Il valore di Gorizia
A livello territoriale quasi il 40% delle rimesse regionali proviene dalla provincia di Udine, ma quella di Gorizia presenta valori particolarmente elevati (14,2 milioni, pari al 19%) rispetto alla presenza straniera sul territorio (il 12% del totale). Si osserva infatti un valore pro capite pari a 1.133 euro (calcolato sulla popolazione straniera residente al 1 gennaio 2015, minori compresi) contro una media regionale di 706 euro e nazionale di 1.047 euro.

Georgia over 8mila
Dal confronto tra rimesse inviate e popolazione straniera residente emergono infine alcuni paesi dove tale rapporto è particolarmente elevato, in particolare la Georgia con oltre 8.000 euro (2,1 milioni di euro spediti nel 2015 a fronte di 260 residenti), che diventano più di 9.000 nella provincia di Udine; a seguire si trovano la Repubblica Dominicana con quasi 4.000 euro (2,9 milioni e 750 residenti) e la Colombia con poco meno di 3.500 (3,8 milioni e 1.111 residenti).

Note
L’attività svolta dalla Banca d’Italia ha consentito di accertare che una parte significativa della diminuzione riscontrata negli ultimi quattro anni dipende in realtà dalla migrazione di numerosi agenti di money transfer verso istituti di pagamento comunitari meno attenti al profilo dei controlli, che non hanno contribuito alla rilevazione statistica dei dati. Come evidenziato dalla Banca d’Italia, la comunità cinese tende ad avvalersi scarsamente del canale bancario, prediligendo l’utilizzo del contante e il circuito dei money transfer, non solo per il trasferimento delle rimesse verso la Cina, ma anche per finalità diverse, come il regolamento di transazioni commerciali, la restituzione di prestiti o la distribuzione di profitti derivanti da attività imprenditoriali.

Si può in generale osservare che gli operatori di money transfer presentano una distribuzione capillare degli sportelli sia nel territorio italiano sia, soprattutto, nei paesi d’origine dei migranti, permettendo una distribuzione del denaro ai destinatari più semplice e rapida rispetto al sistema bancario.

I dati sulle rimesse verso l’estero degli immigrati comprendono le transazioni transfrontaliere tra due persone fisiche effettuate tramite un istituto di pagamento o un altro intermediario autorizzato. L’obbligo di segnalazione di tali operazioni riguarda le banche residenti, Poste Italiane S.p.A., gli istituti di moneta elettronica e gli istituti di pagamento che prestano il servizio di rimessa di denaro.

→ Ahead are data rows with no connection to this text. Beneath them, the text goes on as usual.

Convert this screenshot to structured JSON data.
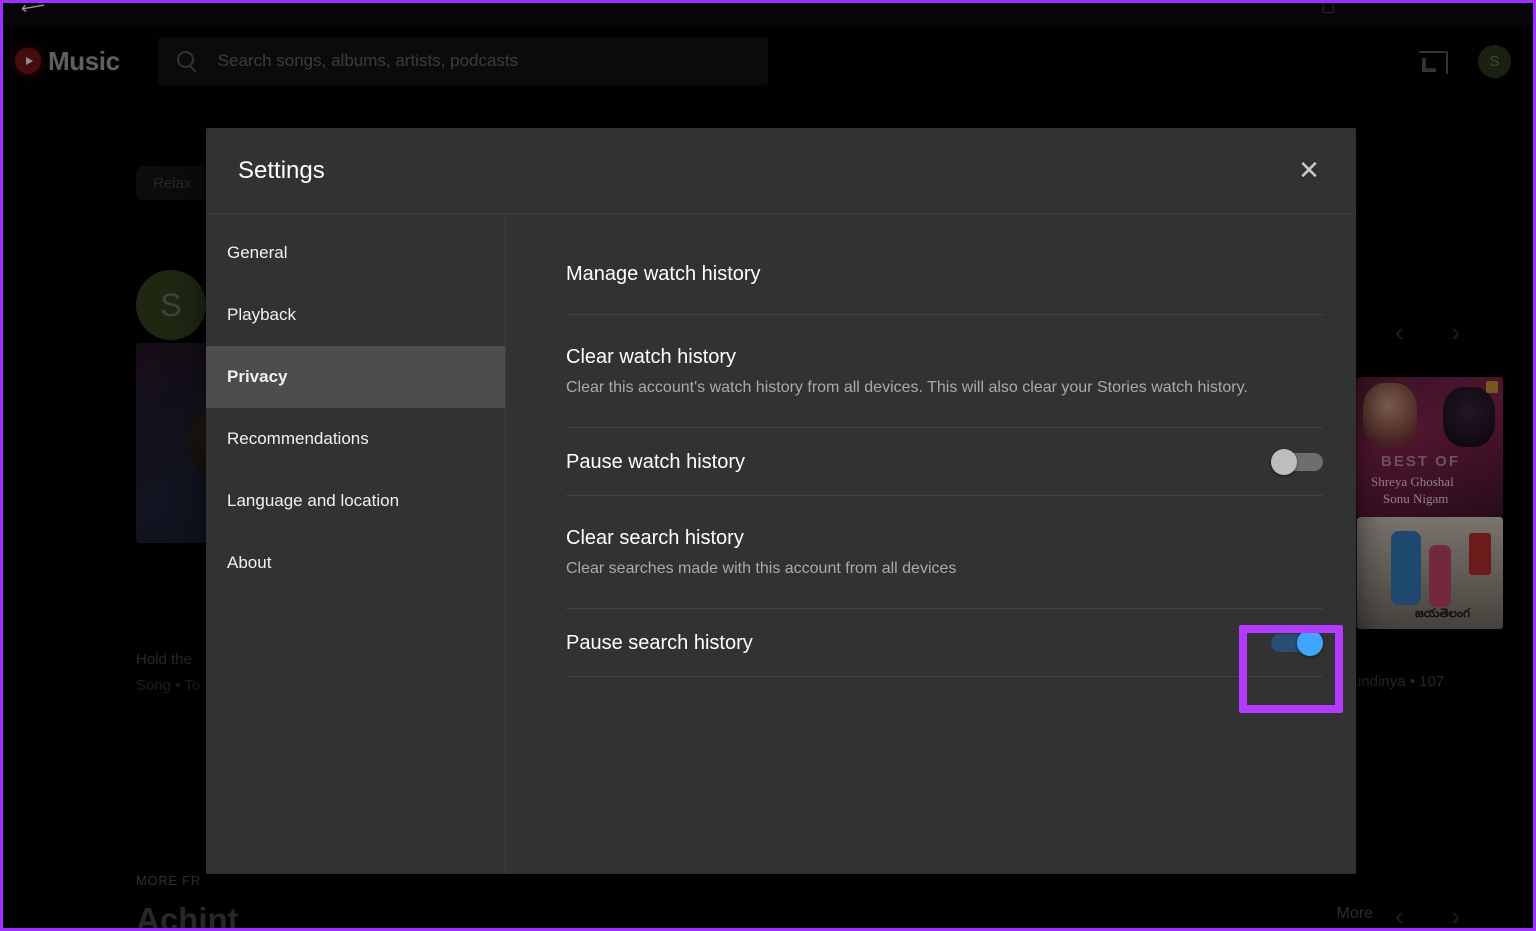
{
  "app": {
    "brand": "Music",
    "brand_logo_icon": "youtube-music-play-icon",
    "search": {
      "placeholder": "Search songs, albums, artists, podcasts",
      "icon": "search-icon"
    },
    "cast_icon": "cast-icon",
    "avatar_initial": "S",
    "chip_label": "Relax",
    "artist_avatar_initial": "S",
    "left_card_title": "Hold the",
    "left_card_subtitle": "Song • To",
    "more_from_label": "MORE FR",
    "artist_name": "Achint",
    "right_card_1": {
      "line1": "BEST OF",
      "line2": "Shreya Ghoshal",
      "line3": "Sonu Nigam"
    },
    "right_card_2": {
      "title": "జయతెలంగ"
    },
    "right_text": "undinya • 107",
    "more_button": "More",
    "prev_icon": "chevron-left-icon",
    "next_icon": "chevron-right-icon"
  },
  "dialog": {
    "title": "Settings",
    "close_icon": "close-icon",
    "nav": {
      "items": [
        {
          "label": "General",
          "active": false
        },
        {
          "label": "Playback",
          "active": false
        },
        {
          "label": "Privacy",
          "active": true
        },
        {
          "label": "Recommendations",
          "active": false
        },
        {
          "label": "Language and location",
          "active": false
        },
        {
          "label": "About",
          "active": false
        }
      ]
    },
    "settings": [
      {
        "title": "Manage watch history",
        "desc": "",
        "toggle": null
      },
      {
        "title": "Clear watch history",
        "desc": "Clear this account's watch history from all devices. This will also clear your Stories watch history.",
        "toggle": null
      },
      {
        "title": "Pause watch history",
        "desc": "",
        "toggle": "off"
      },
      {
        "title": "Clear search history",
        "desc": "Clear searches made with this account from all devices",
        "toggle": null
      },
      {
        "title": "Pause search history",
        "desc": "",
        "toggle": "on"
      }
    ]
  },
  "annotation": {
    "color": "#b13bff",
    "target": "pause-search-history-toggle"
  },
  "colors": {
    "dialog_bg": "#323232",
    "nav_active_bg": "#4d4d4d",
    "toggle_on": "#3ea6ff",
    "toggle_off": "#bdbdbd",
    "highlight": "#b13bff",
    "brand_red": "#6d1316"
  }
}
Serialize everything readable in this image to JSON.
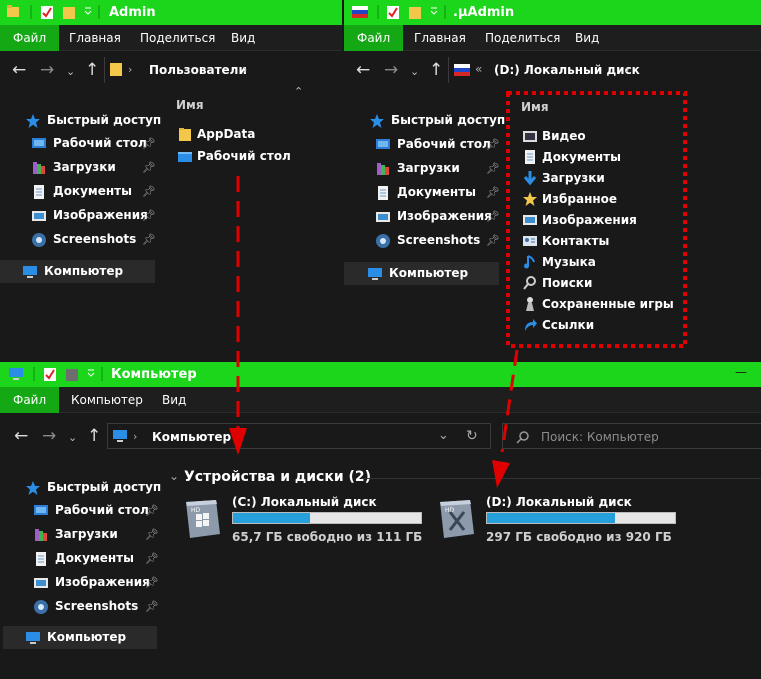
{
  "win1": {
    "title": "Admin",
    "tabs": [
      "Файл",
      "Главная",
      "Поделиться",
      "Вид"
    ],
    "path": "Пользователи",
    "col_header": "Имя",
    "items": [
      {
        "label": "AppData",
        "icon": "folder-icon"
      },
      {
        "label": "Рабочий стол",
        "icon": "desktop-folder-icon"
      }
    ],
    "sidebar": [
      {
        "label": "Быстрый доступ",
        "icon": "star-icon",
        "pinned": false
      },
      {
        "label": "Рабочий стол",
        "icon": "desktop-icon",
        "pinned": true
      },
      {
        "label": "Загрузки",
        "icon": "downloads-icon",
        "pinned": true
      },
      {
        "label": "Документы",
        "icon": "documents-icon",
        "pinned": true
      },
      {
        "label": "Изображения",
        "icon": "pictures-icon",
        "pinned": true
      },
      {
        "label": "Screenshots",
        "icon": "screenshots-icon",
        "pinned": true
      },
      {
        "label": "Компьютер",
        "icon": "computer-icon",
        "pinned": false
      }
    ]
  },
  "win2": {
    "title": ".µAdmin",
    "tabs": [
      "Файл",
      "Главная",
      "Поделиться",
      "Вид"
    ],
    "path": "(D:) Локальный диск",
    "col_header": "Имя",
    "items": [
      {
        "label": "Видео",
        "icon": "video-icon"
      },
      {
        "label": "Документы",
        "icon": "documents-icon"
      },
      {
        "label": "Загрузки",
        "icon": "downloads-icon"
      },
      {
        "label": "Избранное",
        "icon": "favorites-icon"
      },
      {
        "label": "Изображения",
        "icon": "pictures-icon"
      },
      {
        "label": "Контакты",
        "icon": "contacts-icon"
      },
      {
        "label": "Музыка",
        "icon": "music-icon"
      },
      {
        "label": "Поиски",
        "icon": "searches-icon"
      },
      {
        "label": "Сохраненные игры",
        "icon": "saved-games-icon"
      },
      {
        "label": "Ссылки",
        "icon": "links-icon"
      }
    ],
    "sidebar": [
      {
        "label": "Быстрый доступ",
        "icon": "star-icon",
        "pinned": false
      },
      {
        "label": "Рабочий стол",
        "icon": "desktop-icon",
        "pinned": true
      },
      {
        "label": "Загрузки",
        "icon": "downloads-icon",
        "pinned": true
      },
      {
        "label": "Документы",
        "icon": "documents-icon",
        "pinned": true
      },
      {
        "label": "Изображения",
        "icon": "pictures-icon",
        "pinned": true
      },
      {
        "label": "Screenshots",
        "icon": "screenshots-icon",
        "pinned": true
      },
      {
        "label": "Компьютер",
        "icon": "computer-icon",
        "pinned": false
      }
    ]
  },
  "win3": {
    "title": "Компьютер",
    "minimize": "—",
    "tabs": [
      "Файл",
      "Компьютер",
      "Вид"
    ],
    "path": "Компьютер",
    "search_placeholder": "Поиск: Компьютер",
    "group_header": "Устройства и диски (2)",
    "drives": [
      {
        "name": "(C:) Локальный диск",
        "free": "65,7 ГБ свободно из 111 ГБ",
        "used_fraction": 0.41
      },
      {
        "name": "(D:) Локальный диск",
        "free": "297 ГБ свободно из 920 ГБ",
        "used_fraction": 0.68
      }
    ],
    "sidebar": [
      {
        "label": "Быстрый доступ",
        "icon": "star-icon",
        "pinned": false
      },
      {
        "label": "Рабочий стол",
        "icon": "desktop-icon",
        "pinned": true
      },
      {
        "label": "Загрузки",
        "icon": "downloads-icon",
        "pinned": true
      },
      {
        "label": "Документы",
        "icon": "documents-icon",
        "pinned": true
      },
      {
        "label": "Изображения",
        "icon": "pictures-icon",
        "pinned": true
      },
      {
        "label": "Screenshots",
        "icon": "screenshots-icon",
        "pinned": true
      },
      {
        "label": "Компьютер",
        "icon": "computer-icon",
        "pinned": false
      }
    ]
  },
  "colors": {
    "titlebar": "#1bd61b",
    "file_tab": "#14a914",
    "background": "#191919",
    "accent_red": "#e00000",
    "drive_bar": "#26a0da"
  }
}
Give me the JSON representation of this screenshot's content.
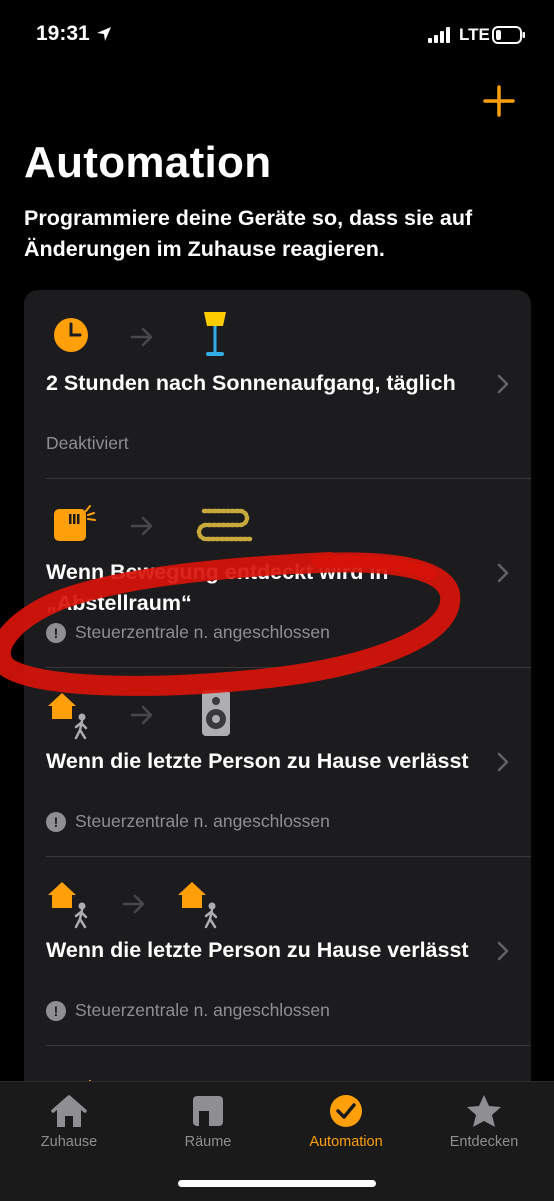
{
  "status_bar": {
    "time": "19:31",
    "network": "LTE"
  },
  "header": {
    "title": "Automation",
    "subtitle": "Programmiere deine Geräte so, dass sie auf Änderungen im Zuhause reagieren."
  },
  "automations": [
    {
      "title": "2 Stunden nach Sonnenaufgang, täglich",
      "status": "Deaktiviert",
      "trigger_icon": "clock-icon",
      "action_icon": "floor-lamp-icon"
    },
    {
      "title": "Wenn Bewegung entdeckt wird in „Abstellraum“",
      "status": "Steuerzentrale n. angeschlossen",
      "trigger_icon": "motion-sensor-icon",
      "action_icon": "light-strip-icon"
    },
    {
      "title": "Wenn die letzte Person zu Hause verlässt",
      "status": "Steuerzentrale n. angeschlossen",
      "trigger_icon": "person-leaving-home-icon",
      "action_icon": "speaker-icon"
    },
    {
      "title": "Wenn die letzte Person zu Hause verlässt",
      "status": "Steuerzentrale n. angeschlossen",
      "trigger_icon": "person-leaving-home-icon",
      "action_icon": "person-leaving-home-icon"
    }
  ],
  "tabs": [
    {
      "label": "Zuhause",
      "icon": "house-icon",
      "active": false
    },
    {
      "label": "Räume",
      "icon": "rooms-icon",
      "active": false
    },
    {
      "label": "Automation",
      "icon": "automation-clock-icon",
      "active": true
    },
    {
      "label": "Entdecken",
      "icon": "star-icon",
      "active": false
    }
  ],
  "colors": {
    "accent": "#ff9f0a",
    "card": "#1c1c1e",
    "secondary_text": "#8e8e93",
    "annotation": "#e01b0b"
  }
}
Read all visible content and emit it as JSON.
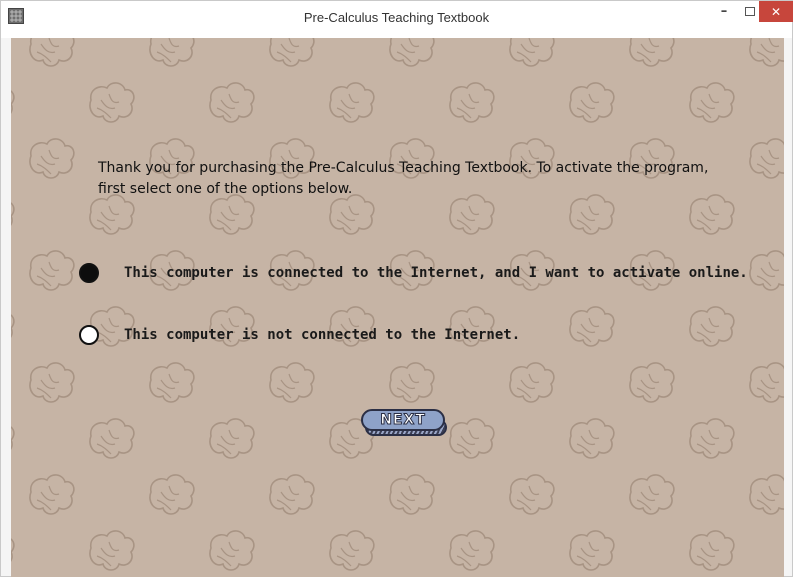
{
  "window": {
    "title": "Pre-Calculus Teaching Textbook",
    "minimize_glyph": "–",
    "close_glyph": "✕"
  },
  "content": {
    "intro_text": "Thank you for purchasing the Pre-Calculus Teaching Textbook. To activate the program, first select one of the options below.",
    "options": [
      {
        "label": "This computer is connected to the Internet, and I want to activate online.",
        "selected": true
      },
      {
        "label": "This computer is not connected to the Internet.",
        "selected": false
      }
    ],
    "next_label": "NEXT"
  },
  "colors": {
    "background": "#c6b4a5",
    "pattern": "#a89484",
    "button": "#8ea2c8",
    "close": "#c7463c"
  },
  "icons": {
    "app": "app-icon",
    "pattern": "hand-pattern-icon",
    "minimize": "minimize-icon",
    "maximize": "maximize-icon",
    "close": "close-icon"
  }
}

I dati esaminati si riferiscono pertanto ai trasferimenti transitati per i canali di intermediazione regolare, mentre non includono i canali informali, spesso anche molto consistenti soprattutto in una regione di confine come la nostra. È pertanto probabile che le rimesse verso i paesi più vicini, come quelli dell’area dei Balcani, siano sottostimate.